As chair of the All-Party Parliamentary Group on Dementia, I am aware of this issue every day as this group has the highest attendance of MPs and Peers of any all-party group. People are recognising that this is a huge issue and we have to get it right. I would like us to look at how we can prevent things going as wrong as they have done up to now and get this right, with the help of the draft Care and Support Bill that will come to us shortly. We need to look more broadly at alternative ways of meeting the needs of a huge number of people in our population. I hope that the Government will do this. One way of meeting these needs is to look at the Scandinavian model of hospital hotels, which brings in another sector to help provide appropriate care. This happens almost automatically in Scandinavia. I hope that the Minister will agree to look further at that model. I have a group studying ways of implementing it.
We must also prevent people going into unsuitable hospital care, as the noble Baroness, Lady Jolly, clearly pointed out. We should not do anything to stop people with acute needs going into acute hospitals but it would be far better to transform some of them into local hospitals which deal more effectively with people suffering from one form or another of dementia and other chronic conditions. No MP would ever agree to a hospital closure but they might agree to the transformation of a hospital into one more suited to meet the needs of many patients today. Those patients are badly cared for in hospitals that are unsuited to their needs. It is also very unsuitable for patients with other conditions to be on the same ward as patients suffering from some form of dementia, which is usually the case. The latter ought to be able to stay in the community, but to make this work we need more collaborative working and integration between health and social care. The draft Care and Support Bill will facilitate this to some extent but other measures are also necessary.

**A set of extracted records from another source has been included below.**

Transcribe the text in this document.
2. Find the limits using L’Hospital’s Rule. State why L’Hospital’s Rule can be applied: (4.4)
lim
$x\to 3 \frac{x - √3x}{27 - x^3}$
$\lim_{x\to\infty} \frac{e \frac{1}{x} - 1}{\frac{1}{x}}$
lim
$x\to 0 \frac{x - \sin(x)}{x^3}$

We have to hope that local authorities will use the flexibility they have—they do have some—to allocate their money in a different way. However, health, social care and housing need to be integrated under the law, where possible, to enable more co-operation to take place. One way of doing this is to provide more preventive care. Local authorities must realise that they can save the NHS a lot of money if they keep people who have multiple needs, but not acute ones, out of acute hospitals. There has to be co-operation in this regard and local authorities must use any flexibility they have. There is not enough money but there is some money which they could use in this respect. Integration is terribly important.
Another important aspect of the draft Bill is that for the first time self-funders will be included as users of services. A fact that is not publicised is that very often when those self-funders have to go into a care home they pay over the odds. The local authority has negotiated a very low rate per patient but the self-funders are charged more than their care costs. We may approve of that “Peter and Paul” situation but it is not publicised and we should not have that sort of secret “tax” in this country. That has to be looked at by the Government who should make clear what is and is not appropriate as regards cross-subsidies. I hope that the Minister will look at that.
In summary, will the Minister look at the savings that can be made to acute NHS budgets through the provision of adequate care? Will he also look at the Scandinavian model and make sure that staff at all levels are trained in human rights, which the EHRC inquiry insisted on, and will he look at cross-subsidies?